Donna, as someone who knows exactly what she wants to do with the rest of her life, I am jealous that you have passion for so many different things. Alas, the grass is always greener.
The way I'm able to keep juggling is to have a limited amount of balls in the air, and I'm a huge one for abandoning a ball (like cross-stitching) full stop if it won't help me reach my life goals. But I dream of retirement the way others dream of career success, b/c I fully plan to pick those abandoned balls back up, wipe the dust off of them and m/b even acquire some new ones.
I have been reading your blog ever since you posted on mine and I adore it. If I were to encourage you to pick one ball back up it would be this one.
I find that doing my personal column every day has been a wonderful boon to my mental health which I try to attend diligently, thus Friday's dropping of the balls.
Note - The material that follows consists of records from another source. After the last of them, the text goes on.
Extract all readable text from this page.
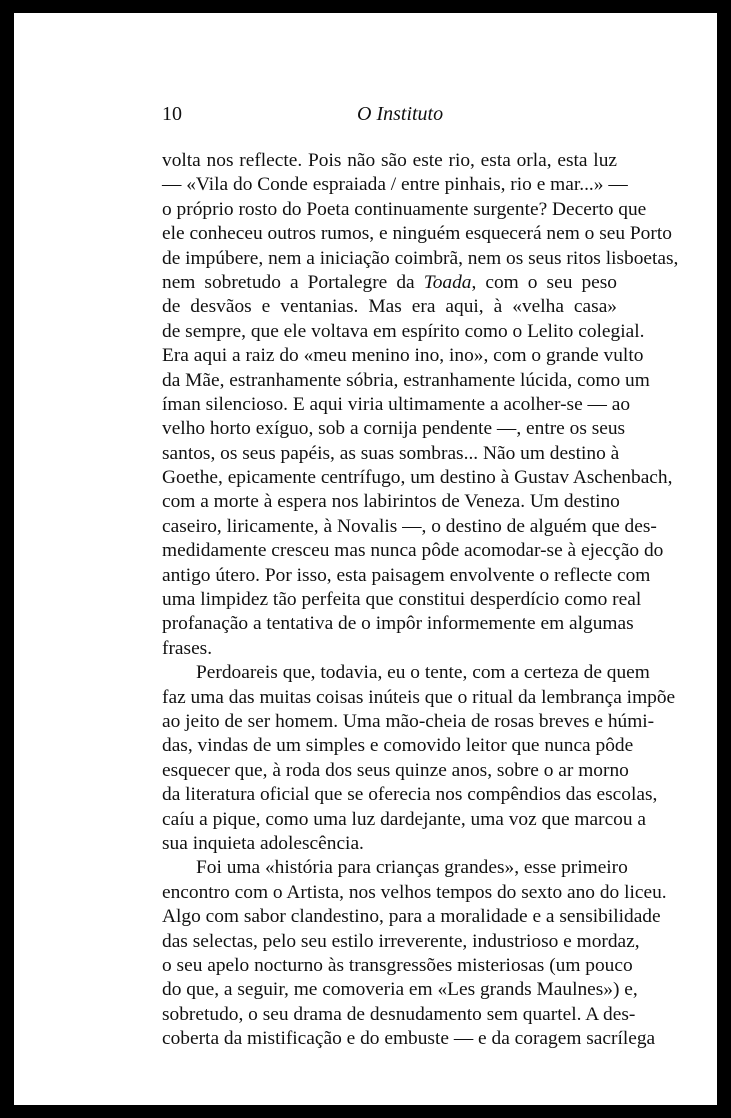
10	O Instituto
volta nos reflecte. Pois não são este rio, esta orla, esta luz
— «Vila do Conde espraiada / entre pinhais, rio e mar...» —
o próprio rosto do Poeta continuamente surgente? Decerto que
ele conheceu outros rumos, e ninguém esquecerá nem o seu Porto
de impúbere, nem a iniciação coimbrã, nem os seus ritos lisboetas,
nem sobretudo a Portalegre da Toada, com o seu peso
de desvãos e ventanias. Mas era aqui, à «velha casa»
de sempre, que ele voltava em espírito como o Lelito colegial.
Era aqui a raiz do «meu menino ino, ino», com o grande vulto
da Mãe, estranhamente sóbria, estranhamente lúcida, como um
íman silencioso. E aqui viria ultimamente a acolher-se — ao
velho horto exíguo, sob a cornija pendente —, entre os seus
santos, os seus papéis, as suas sombras... Não um destino à
Goethe, epicamente centrífugo, um destino à Gustav Aschenbach,
com a morte à espera nos labirintos de Veneza. Um destino
caseiro, liricamente, à Novalis —, o destino de alguém que des-
medidamente cresceu mas nunca pôde acomodar-se à ejecção do
antigo útero. Por isso, esta paisagem envolvente o reflecte com
uma limpidez tão perfeita que constitui desperdício como real
profanação a tentativa de o impôr informemente em algumas
frases.
Perdoareis que, todavia, eu o tente, com a certeza de quem
faz uma das muitas coisas inúteis que o ritual da lembrança impõe
ao jeito de ser homem. Uma mão-cheia de rosas breves e húmi-
das, vindas de um simples e comovido leitor que nunca pôde
esquecer que, à roda dos seus quinze anos, sobre o ar morno
da literatura oficial que se oferecia nos compêndios das escolas,
caíu a pique, como uma luz dardejante, uma voz que marcou a
sua inquieta adolescência.
Foi uma «história para crianças grandes», esse primeiro
encontro com o Artista, nos velhos tempos do sexto ano do liceu.
Algo com sabor clandestino, para a moralidade e a sensibilidade
das selectas, pelo seu estilo irreverente, industrioso e mordaz,
o seu apelo nocturno às transgressões misteriosas (um pouco
do que, a seguir, me comoveria em «Les grands Maulnes») e,
sobretudo, o seu drama de desnudamento sem quartel. A des-
coberta da mistificação e do embuste — e da coragem sacrílega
Often writing about how I'm feeling helps me to process it and then do something about it in a way that thinking and talking about it just don't.
Anywho, just know that dropped balls never get away. There always there for you when you're ready.
Best,
etc
Thank you! I needed that!! PS - Happy B-day to the other damn husband!!!
You are not the only one. I feel like I wasted untold time before having children. I wish I could get that time back. All I can do now is do the best with what I have. If a ball or two drops every now and then, I consider myself doing well.